President Donald Trump signed an executive order on August 7, 2025, aimed at expanding access to alternative investments in employer-sponsored defined-contribution retirement plans, such as 401(k)s. Most Americans investing in such plans currently have access to traditional investments such as stocks, bonds, and mutual funds only. This new directive is intended to open the floodgates to a wider universe of investments—like private equity, real estate, cryptocurrency, commodities, and infrastructure investments—that would affect over 90 million workers. While this move would offer greater diversification opportunity, it poses important issues about investment risk, fees, and plan sponsor fiduciary responsibility.
Important provisions of the executive order
The executive order, “Democratizing Access to Alternative Assets for 401(k) Investors,” requires a number of important guidelines. It defines in broad terms “alternative assets” as encompassing both debt and equity investments in the private markets, real estate, digital assets like cryptocurrencies, commodities, infrastructure financing programs, and lifetime income solutions like longevity-risk pools. Within 180 days, the Secretary of Labor shall review, and potentially rescind, the December 2021 guidance discouraging the use of alternative investments in retirement plans. The review shall clarify fiduciary duties under the Employee Retirement Income Security Act (ERISA) and offer safe-harbors to reduce litigation risk for plan sponsors.
The order also calls for coordination between the Department of Labor, Treasury Department, Securities and Exchange Commission (SEC), and other federal agencies to identify what regulatory adjustments need to be made. The SEC, specifically in conjunction with the DOL, is responsible for amending rules and guidance such that alternative assets will be accessible, particularly to participant-directed plans. The aim is to modernize the regulatory framework around 401(k) plans to permit new types of investment while still safeguarding the savers.

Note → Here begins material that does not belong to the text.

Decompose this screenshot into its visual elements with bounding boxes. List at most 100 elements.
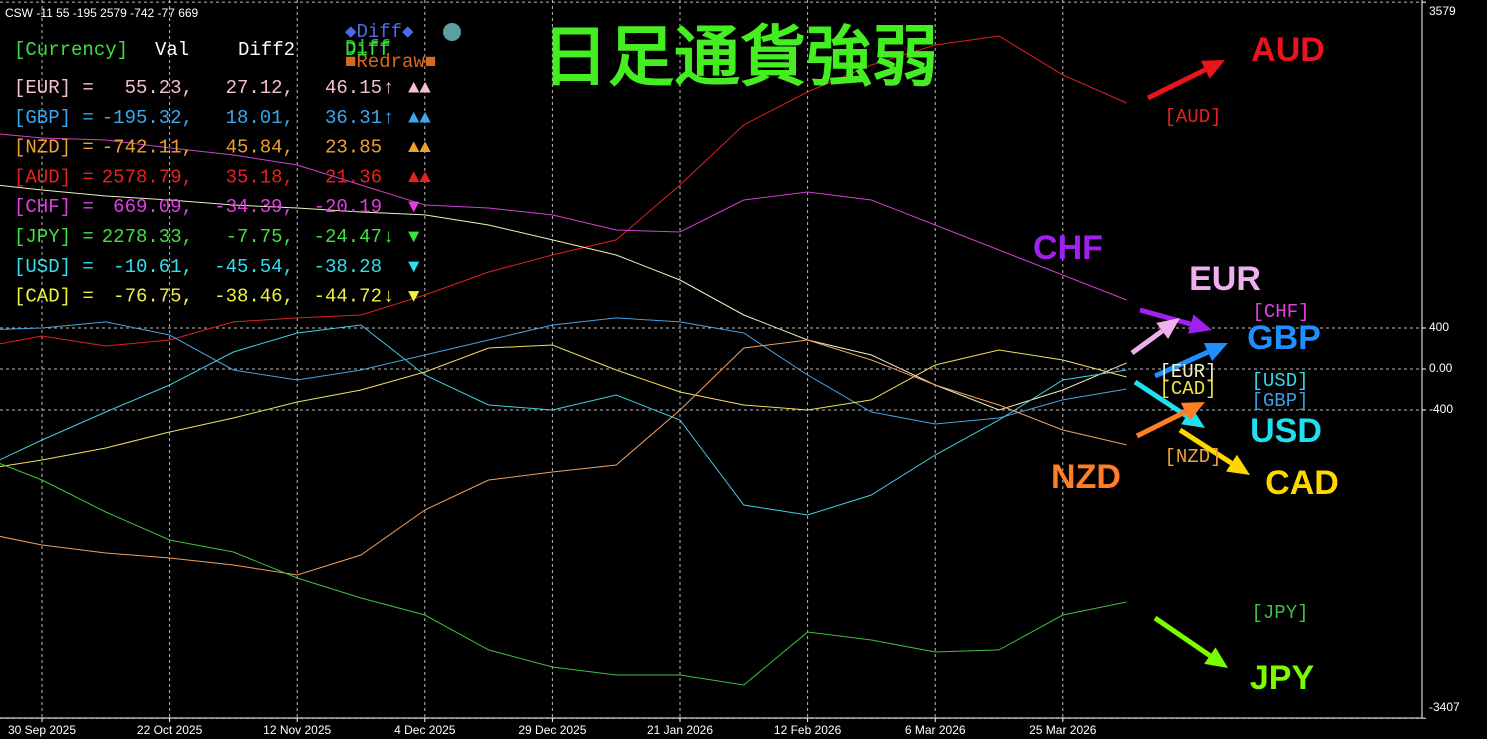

Diversification and potential for higher returns
The supporters of this executive order mention the extra value that can be added through alternative assets to retirement portfolios. Large public pension funds and defined-benefit plans also have had huge exposures to private equity and real estate investments for decades, both of which have traditionally achieved competitive returns with fortitude in down markets. By making available to defined-contribution (DC) plans the same strategies, the executive order seeks to help alleviate the retirement savings shortage of the majority of Americans and help make more secure and comfortable retirements possible.
Senior asset managers like BlackRock view the change as means for staff to build more diversified and diversified portfolios beyond the traditional index funds. Such investment opportunities can provide entry into improved risk-adjusted returns, which can translate into potentially improved retirement outcomes for millions of Americans, who have fewer investment options in their 401(k) plans currently.
Concerns and challenges
Despite the overhyped benefits, financial professionals and policymakers have grumbled that alternative investments present challenges to the average retirement saver. The assets typically have more costs, less liquidity, less transparency, and more prolonged horizons than stocks or bonds, which can render them inappropriate for the average 401(k) investor. Plan fiduciaries and employers must navigate convoluted due-diligence rules to ascertain whether alternative assets exist in their plans. ERISA’s “prudent-man” standard requires fiduciaries to weigh the risks and costs against the potential gains in order to safeguard participants’ funds.
Further, critics warn that regulatory risk and litigation risk will persist even after rule reforms, delaying broad access to non-traditional assets in 401(k)s until 2026 or later as agencies finalize new rules. Top policymakers like Senator Elizabeth Warren raised concerns about systemic risk broadly regarding private credit and the volatility of cryptocurrency and called for close monitoring to prevent potential harm to retirement savers.
Implementation timeline and next steps
Since executive orders do not carry the authority to immediately alter ERISA law, this order initiates a comprehensive rulemaking and regulatory consideration process. The Department of Labor will initiate its 180-day review of the prior guidance first, where it can rescind or amend existing rules, shed light on fiduciary responsibilities, and recommend safe-harbors. Concurrently, interagency consultations with the DOL, Treasury, SEC, and others will strive to harmonize regulations in order to enable the new investment options.
In the second phase, the SEC is expected to amend rules to permit qualified status definitions of alternative assets and amend disclosure requirements for DC plans. Post-regulatory guidance, employer plan sponsors will need to review new investment products, appoint fiduciary advisers to perform due diligence, and negotiate fee and liquidity terms with asset managers. Regulation amendments and plan-level adoptions are projected by regulatory sources not to occur prior to late 2025 or possibly early in 2026.
What participants need to watch
For plan participants, future changes in 401(k) plans will come with new notices from their employers. These will include updated plan documents and participant notices that explain the new investments, associated fees, and liquidity terms. Employers will also be required to disclose their fiduciary due diligence processes, for instance, comparisons of alternative-asset strategies with more traditional funds and assessments of manager track records, fees, redemption policies, and risk profiles.
Recordkeepers and consultants will seek to develop educational products aimed at placing participants on notice with respect to both the potential benefit and unique risks involved in such new asset classes. As alternative investments become more mainstream, heightened transparency and participant education will be required to help employees make informed decisions about their retirement portfolios.